Or, as Gallager remarked: What are you going to do? Open up a poem repair?
My BA was in Psych (minored in Lit). You can’t do much vocationally that pays at all well with a BA in Psych, but eventually I progressed to an MS and make a living.
I appreciate the breadth of my education every day. College is not just ‘advanced vocational school’. If one of my kids decides to major in Russian History, I hope I can bite my tongue, write the checks, and trust that they’ll find a workable path in life.
To the first part, thanks for explainning. To the second, I think these are useful skills but I don’t think they’re highly in demand. Computer jobs are a rarity these days.
I agree, but some can learn them in less than four years and/or for less than it costs to attend college.

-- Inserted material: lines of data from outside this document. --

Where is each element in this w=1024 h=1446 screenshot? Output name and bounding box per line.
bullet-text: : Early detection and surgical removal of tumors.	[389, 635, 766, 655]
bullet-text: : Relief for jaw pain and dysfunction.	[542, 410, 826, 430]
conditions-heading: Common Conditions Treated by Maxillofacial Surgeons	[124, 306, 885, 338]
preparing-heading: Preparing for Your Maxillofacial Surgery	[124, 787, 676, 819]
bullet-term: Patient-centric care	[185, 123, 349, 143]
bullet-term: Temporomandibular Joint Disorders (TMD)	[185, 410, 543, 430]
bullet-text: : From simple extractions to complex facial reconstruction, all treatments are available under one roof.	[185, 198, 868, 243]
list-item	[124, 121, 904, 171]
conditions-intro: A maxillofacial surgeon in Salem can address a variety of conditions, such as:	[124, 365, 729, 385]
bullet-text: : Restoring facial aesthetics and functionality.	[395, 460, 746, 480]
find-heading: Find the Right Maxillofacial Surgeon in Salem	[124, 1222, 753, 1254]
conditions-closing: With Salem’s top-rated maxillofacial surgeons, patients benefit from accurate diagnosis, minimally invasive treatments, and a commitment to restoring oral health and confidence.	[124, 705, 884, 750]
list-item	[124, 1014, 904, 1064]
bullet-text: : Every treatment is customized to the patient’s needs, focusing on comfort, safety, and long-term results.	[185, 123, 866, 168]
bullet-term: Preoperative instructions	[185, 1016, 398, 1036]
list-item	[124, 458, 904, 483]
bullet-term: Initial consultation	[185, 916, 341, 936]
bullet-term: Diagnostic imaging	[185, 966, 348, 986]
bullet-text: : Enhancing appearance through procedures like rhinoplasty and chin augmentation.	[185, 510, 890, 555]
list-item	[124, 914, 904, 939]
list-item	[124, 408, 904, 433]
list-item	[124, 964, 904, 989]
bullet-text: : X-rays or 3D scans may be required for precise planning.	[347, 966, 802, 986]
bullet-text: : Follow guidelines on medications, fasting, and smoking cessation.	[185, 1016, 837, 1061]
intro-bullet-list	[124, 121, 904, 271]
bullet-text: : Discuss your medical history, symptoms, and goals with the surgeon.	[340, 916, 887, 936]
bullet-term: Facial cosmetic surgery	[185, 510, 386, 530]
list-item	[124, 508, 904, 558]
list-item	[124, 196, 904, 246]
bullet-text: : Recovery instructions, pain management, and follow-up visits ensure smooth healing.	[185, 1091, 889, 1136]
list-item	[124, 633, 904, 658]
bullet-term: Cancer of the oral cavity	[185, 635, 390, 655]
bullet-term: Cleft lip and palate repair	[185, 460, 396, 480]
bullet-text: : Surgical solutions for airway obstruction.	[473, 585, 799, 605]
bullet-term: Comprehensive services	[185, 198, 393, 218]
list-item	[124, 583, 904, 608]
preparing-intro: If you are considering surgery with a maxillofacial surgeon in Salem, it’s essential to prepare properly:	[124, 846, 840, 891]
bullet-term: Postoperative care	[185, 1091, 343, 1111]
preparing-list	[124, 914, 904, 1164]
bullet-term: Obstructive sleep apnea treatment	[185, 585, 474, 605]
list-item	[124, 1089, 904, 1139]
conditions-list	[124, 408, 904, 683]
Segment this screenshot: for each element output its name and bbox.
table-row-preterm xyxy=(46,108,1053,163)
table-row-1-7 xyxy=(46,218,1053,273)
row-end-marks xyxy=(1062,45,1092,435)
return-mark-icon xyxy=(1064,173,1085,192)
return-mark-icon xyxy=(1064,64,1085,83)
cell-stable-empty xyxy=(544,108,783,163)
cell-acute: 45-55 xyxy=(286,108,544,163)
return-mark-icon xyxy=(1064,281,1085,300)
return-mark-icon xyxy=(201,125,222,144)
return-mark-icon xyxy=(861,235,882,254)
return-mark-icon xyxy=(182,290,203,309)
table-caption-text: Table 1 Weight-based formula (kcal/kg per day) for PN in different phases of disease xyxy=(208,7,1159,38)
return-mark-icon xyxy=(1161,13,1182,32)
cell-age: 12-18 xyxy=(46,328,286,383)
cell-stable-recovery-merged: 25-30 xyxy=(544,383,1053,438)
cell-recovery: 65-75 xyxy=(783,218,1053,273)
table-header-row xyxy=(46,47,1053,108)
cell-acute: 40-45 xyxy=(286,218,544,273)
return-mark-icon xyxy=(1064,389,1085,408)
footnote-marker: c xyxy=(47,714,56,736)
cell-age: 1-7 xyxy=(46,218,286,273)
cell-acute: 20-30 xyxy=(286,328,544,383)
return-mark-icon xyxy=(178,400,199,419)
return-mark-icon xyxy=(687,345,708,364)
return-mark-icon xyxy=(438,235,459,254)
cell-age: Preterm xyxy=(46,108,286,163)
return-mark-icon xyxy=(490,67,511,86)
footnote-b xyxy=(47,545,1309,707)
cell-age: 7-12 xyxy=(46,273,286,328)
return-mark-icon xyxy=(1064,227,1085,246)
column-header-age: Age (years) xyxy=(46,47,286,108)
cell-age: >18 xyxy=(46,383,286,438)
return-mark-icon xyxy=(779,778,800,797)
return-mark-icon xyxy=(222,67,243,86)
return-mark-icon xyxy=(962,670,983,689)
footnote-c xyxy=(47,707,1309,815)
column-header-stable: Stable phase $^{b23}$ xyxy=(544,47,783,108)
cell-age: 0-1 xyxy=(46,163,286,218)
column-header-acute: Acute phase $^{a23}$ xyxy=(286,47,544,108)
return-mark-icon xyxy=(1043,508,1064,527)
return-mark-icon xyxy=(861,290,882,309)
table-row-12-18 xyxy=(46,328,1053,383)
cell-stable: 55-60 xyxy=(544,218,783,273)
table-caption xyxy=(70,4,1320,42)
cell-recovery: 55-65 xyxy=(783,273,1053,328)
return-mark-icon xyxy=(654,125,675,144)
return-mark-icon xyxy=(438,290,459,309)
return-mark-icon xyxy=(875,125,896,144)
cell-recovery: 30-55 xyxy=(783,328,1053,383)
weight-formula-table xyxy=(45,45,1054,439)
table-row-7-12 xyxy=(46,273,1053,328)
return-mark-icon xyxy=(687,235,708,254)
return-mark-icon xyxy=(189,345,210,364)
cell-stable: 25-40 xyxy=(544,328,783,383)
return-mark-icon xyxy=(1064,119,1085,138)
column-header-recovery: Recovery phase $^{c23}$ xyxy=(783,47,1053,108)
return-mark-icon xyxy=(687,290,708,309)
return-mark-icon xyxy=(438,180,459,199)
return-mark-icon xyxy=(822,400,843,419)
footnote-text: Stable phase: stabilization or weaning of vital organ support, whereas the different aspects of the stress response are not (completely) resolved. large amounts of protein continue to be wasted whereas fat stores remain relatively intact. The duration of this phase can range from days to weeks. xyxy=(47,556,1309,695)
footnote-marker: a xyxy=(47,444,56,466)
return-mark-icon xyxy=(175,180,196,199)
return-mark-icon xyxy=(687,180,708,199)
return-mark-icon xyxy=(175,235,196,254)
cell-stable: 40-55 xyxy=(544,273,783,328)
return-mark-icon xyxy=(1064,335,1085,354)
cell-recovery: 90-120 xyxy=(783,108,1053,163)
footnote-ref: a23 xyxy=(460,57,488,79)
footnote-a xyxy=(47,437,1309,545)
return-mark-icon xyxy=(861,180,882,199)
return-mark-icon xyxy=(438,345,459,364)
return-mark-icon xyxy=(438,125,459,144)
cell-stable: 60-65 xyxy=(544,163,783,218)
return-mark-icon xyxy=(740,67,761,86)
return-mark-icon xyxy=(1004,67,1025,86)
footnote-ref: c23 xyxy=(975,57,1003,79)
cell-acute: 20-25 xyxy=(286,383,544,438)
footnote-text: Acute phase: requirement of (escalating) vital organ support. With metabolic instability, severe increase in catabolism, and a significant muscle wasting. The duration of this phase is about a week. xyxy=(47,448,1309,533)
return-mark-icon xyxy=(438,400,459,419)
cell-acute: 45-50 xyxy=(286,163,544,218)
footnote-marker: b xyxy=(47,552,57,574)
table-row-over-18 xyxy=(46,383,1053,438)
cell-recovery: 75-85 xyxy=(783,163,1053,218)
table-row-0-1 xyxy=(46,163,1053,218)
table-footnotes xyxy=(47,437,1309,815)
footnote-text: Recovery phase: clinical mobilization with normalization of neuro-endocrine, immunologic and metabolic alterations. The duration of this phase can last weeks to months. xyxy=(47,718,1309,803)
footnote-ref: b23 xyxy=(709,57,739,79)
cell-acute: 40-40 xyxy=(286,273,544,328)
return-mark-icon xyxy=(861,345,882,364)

The problem isn’t that. It’s that you seem to view the field of a degree the way you identify a car’s make and model to get replacement parts.
You don’t seem to truly understand what higher education actually imparts. And if you go into higher education with this mind-set, it really doesn’t matter what your major is. It’s going to be a waste of money simply because of the way you think.
Compared to what? I mean, we have 9% unemployment. Jobs in general are more rare than they were. But of the jobs out there, plenty involve some sort of specialization in computers.
No, some can be learned, but the more you study and work, the better you get. It’s not like you hit a ceiling. And yes, all those skills could be learned in other ways, but that goes for anything.
Look, I teach AP (beginning college level) English Rhetoric and Economics. I assume you count Economics as a “real” major? Let me tell you something: it takes about half as much work to excel at Economics as it does at English. Learning Economics takes time, but really moving yourself up a level of proficiency as a writer takes a tremendous amount of concentrated effort, where ever your starting skills.
Of course in both fields one is going to hit diminishing returns, where it takes more and more effort to advance less and less. But in my experience, that curve is steeper in English.
For whatever reason, writing is like driving: deep down inside, everyone thinks they are already pretty good at it, and even the suggestion that other people, people who dedicated years of their life to the study of the craft, might be better offends them and they get defensive. But I teach this stuff professionally, and let me tell you, hard, concentrated, systematic work under the guidance of an expert makes you a better writer.
Computer science tops list of best major for jobs:
I don’t think you’ve made one correct statement in this thread. Are you a business major by any chance?